Oleksiy Oleksandrovych Kuznyetsov (Олексій Олександрович Кузнєцов; born 2 December 1979) is a Ukrainian politician and businessman, who is currently a member of the Verkhovna Rada of the 9th convocation.

He is a member of the temporary investigative commission of the Verkhovna Rada on issues of verification and assessment of the state of the joint-stock company "Ukrainian Railways", investigation of facts of possible inaction, violation of Ukrainian legislation by the management bodies of the specified enterprise, which led to a significant deterioration of the technical condition of the enterprise and main production indicators since 27 January 2021.

==Biography==

Oleksiy Kuznyetsov was born in Sievierodonetsk on 2 December 1979.

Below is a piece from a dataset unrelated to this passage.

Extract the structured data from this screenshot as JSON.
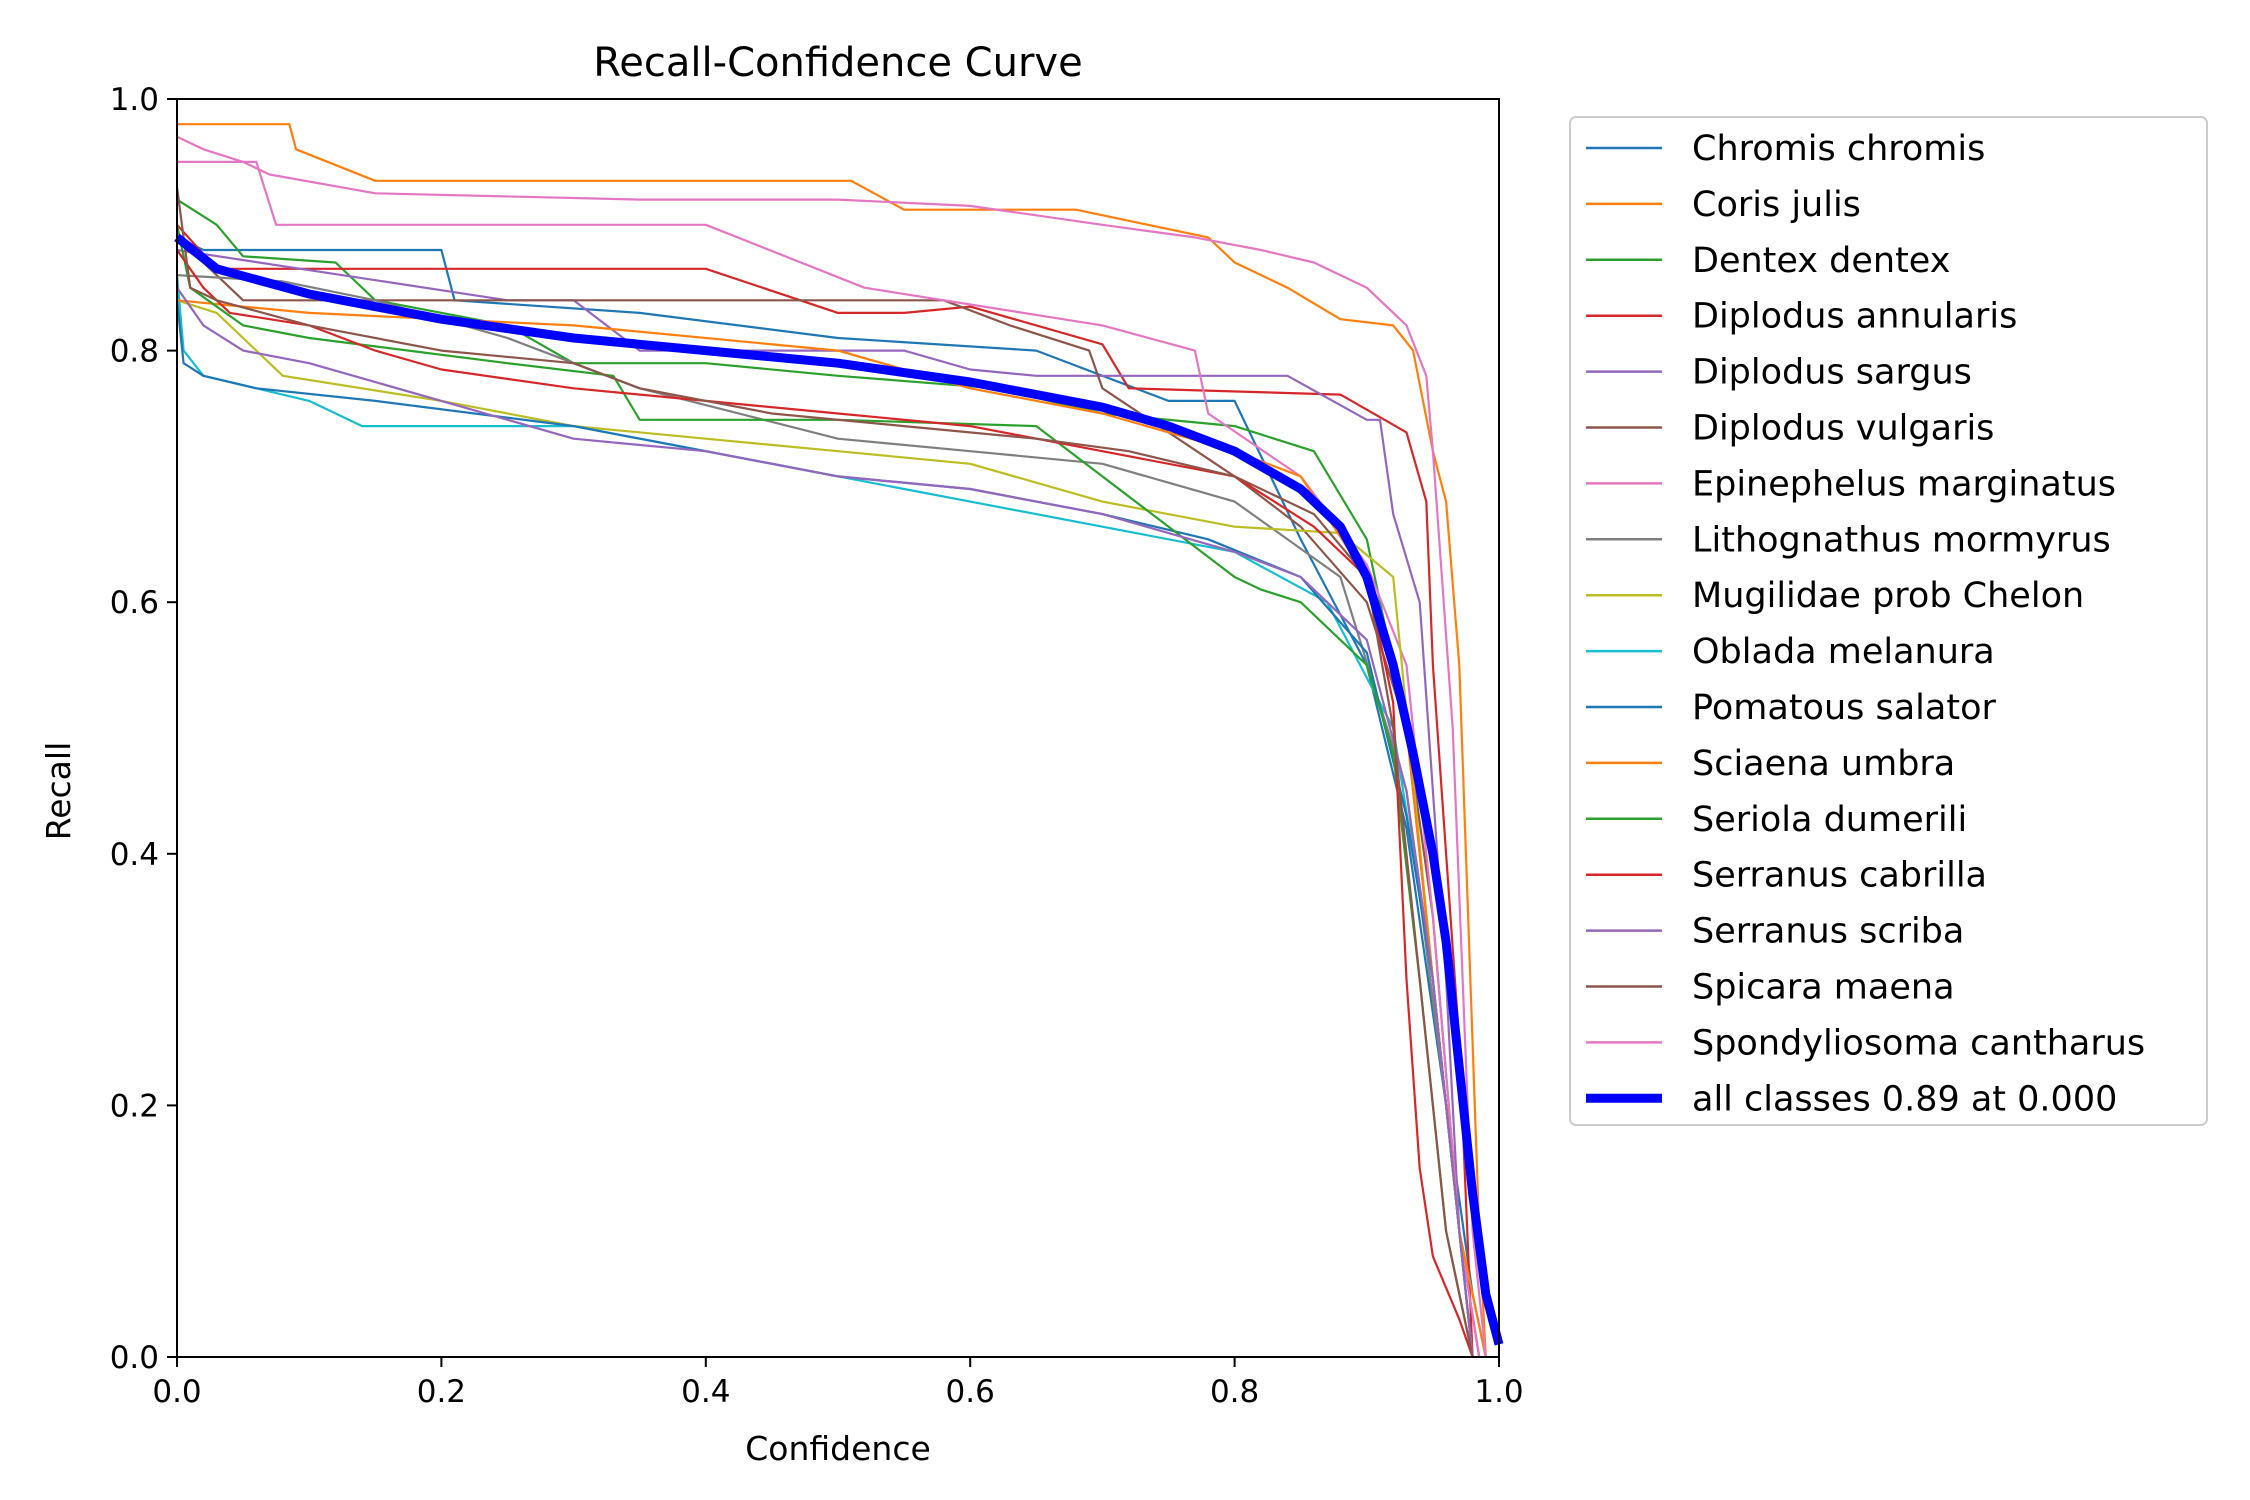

He graduated from the "Economics and Entrepreneurship" faculty of the Eastern Ukrainian National University named after V. Dahl. He is a PhD in economics.

Kuznyetsov is a candidate for People's Deputies from the Servant of the People party in the 2019 parliamentary elections in the electoral district No. 106, Severodonetsk, part of Kadiivka, part of Popasnyan district. At the time of the elections, he was temporarily not working, lives in Severodonetsk, and was an independent.

Kuznyetsov is a member of the Verkhovna Rada Committee on Human Rights, Deoccupation and Reintegration of Temporarily Occupied Territories in Donetsk, Luhansk Oblasts and the Autonomous Republic of Crimea, the City of Sevastopol, the National Minorities and International Relations, and was the Chairman of the Subcommittee on Rights and Freedoms of Persons Living in the Temporarily Occupied Territories of Ukraine and internally displaced persons.

On 4 August 2025, Kuznyetsov was arrested on charges related to a corruption scandal involving inflated state contracts for drones and electronic warfare equipment from 2024 to 2025.